The resultant fiction is an exuberant mix the mad comedy of the strip cartoon and the fantasy of fairy tales combined with intellectual musings as cerebral as even a Henry James could have wished for. The writing veers dementedly from metaphysical and philosophical ruminations to comic book language (in Thomas Pynchon's Gravity's Rainbow, e.g., there are words such as "sez", "critter", "Yaaagggghhh", "zippety zop"). Thus has postmodernism helped close the gap between high art and low art. The American critic, Leslie Fiedler, finds the intrusion of pop into high art an exhilarating experience because it does away with the distinction between high and low culture, which is symptomatic of an elitist ideology.
The strangest thing of all is that incidents depicted in postmodernist fiction sometimes find an echo in reality after a writer has written about it. In One Hundred Years of Solitude, Marquez describes a mass killing in which labourers who are on a strike and have gathered in a square are shot at with machine guns.

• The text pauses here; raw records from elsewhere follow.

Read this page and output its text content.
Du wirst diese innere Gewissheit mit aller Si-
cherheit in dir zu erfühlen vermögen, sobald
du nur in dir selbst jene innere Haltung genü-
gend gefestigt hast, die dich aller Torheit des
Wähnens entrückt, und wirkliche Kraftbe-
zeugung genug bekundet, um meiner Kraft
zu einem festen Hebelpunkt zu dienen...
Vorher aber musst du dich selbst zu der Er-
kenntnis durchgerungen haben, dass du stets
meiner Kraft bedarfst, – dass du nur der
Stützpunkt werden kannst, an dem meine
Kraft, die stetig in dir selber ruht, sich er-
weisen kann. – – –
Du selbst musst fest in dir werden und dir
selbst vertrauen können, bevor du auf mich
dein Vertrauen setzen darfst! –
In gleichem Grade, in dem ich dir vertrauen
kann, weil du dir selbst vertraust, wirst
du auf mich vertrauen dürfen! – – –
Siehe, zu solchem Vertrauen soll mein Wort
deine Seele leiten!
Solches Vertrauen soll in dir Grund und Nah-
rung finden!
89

One of those who manage to escape sees the bodies of 3,000 people but no one believes him. "There haven't been any dead here," he is told. The management has given out the story that there was a peaceful settlement and the workers had decided to go to their hometowns. The book was first published in 1967. Years later in China's Tiananmen Square almost the same thing happened when so many young people, who protested against the Chinese regime, were flattened by rollers. Later there was never an admission by the government that the students were killed. After the Gujarat riots of 2002, the Ministry of External Affairs website did not mention the riots although the Godhra incident was reported in detail.
Thus, though the happenings in postmodernist fiction seem fabulist, it is clear that the writers have one foot in contingent reality. Popular cartoon-strip and fable techniques, in fact, help the writers to focus the bizarre, surreal experiences of our times. Look around you. What else can you say but, "Yaaagggghhh"?